Radon zerfällt in kurzlebige, radioaktive Zerfallsprodukte.  Diese Zerfallsprodukte lagern sich an Partikel in der Luft an und bilden ein Aerosol. Atmet man das Aerosol ein, verbleiben die Zerfallsprodukte in der Lunge und lagern sich dort ab. Das Radon selbst wird größtenteils wieder ausgeatmet.

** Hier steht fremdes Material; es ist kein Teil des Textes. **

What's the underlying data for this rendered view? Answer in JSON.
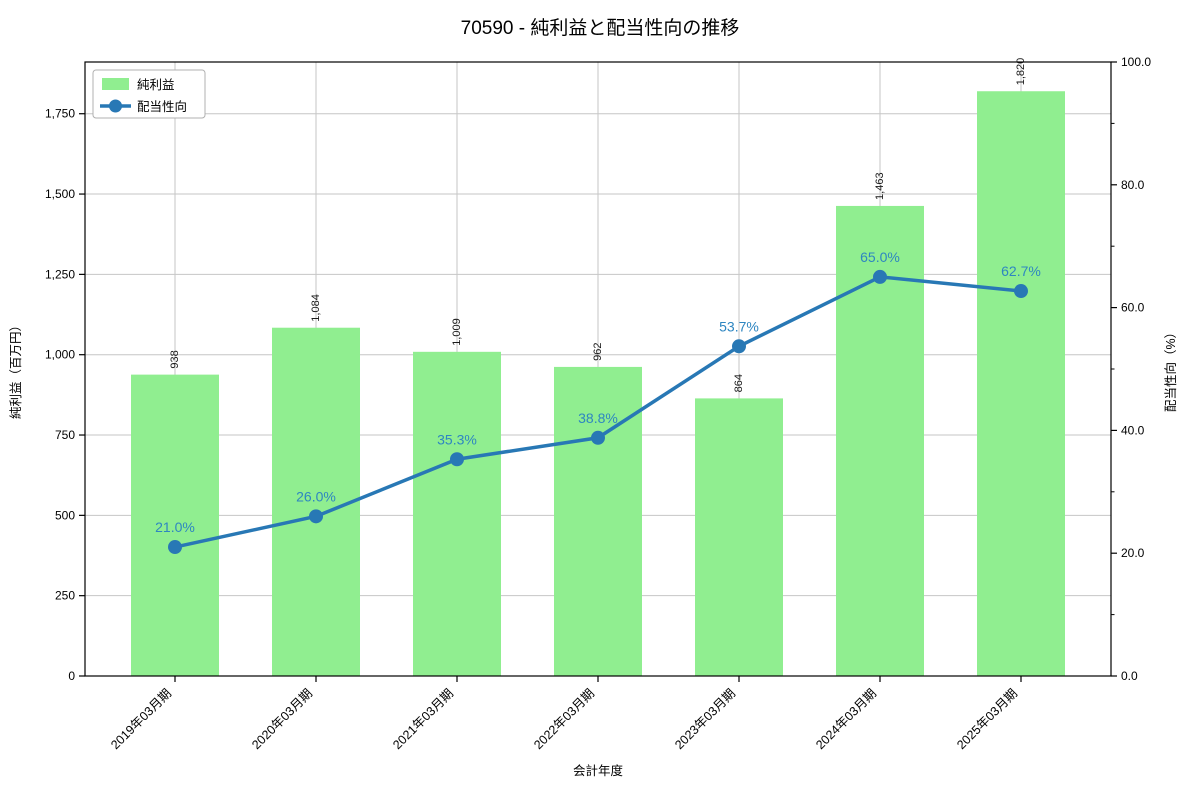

Da die Zerfallsprodukte radioaktiv sind, kann ein Teil der entstehenden Strahlung in der Lunge biologisch wirksam werden und das Lungengewebe schädigen. Hohe Konzentrationen von Radon können somit das Lungenkrebsrisiko erhöhen.DNA

Studien haben gezeigt, dass sich das Lungenkrebsrisiko mit zunehmender Radonkonzentration in der Raumluft erhöht. Es steigt um etwa zehn Prozent je 100 Bequerel pro Kubikmeter Luft. In Deutschland liegt die Konzentration im Mittel bei etwa 50 Bq/m³ in Gebäuden und 10 Bq/m³ an der Aussenluft.

Es gilt zu beachten, dass sich die Eröhung des Lungenkrebsrisikos auf längere Zeiträume der Exposition bezieht.

Da sich das Risiko, an Lungenkrebs zu erkranken, zu anderen Risiken addiert, sind Raucher stärker betroffen als Nichtraucher.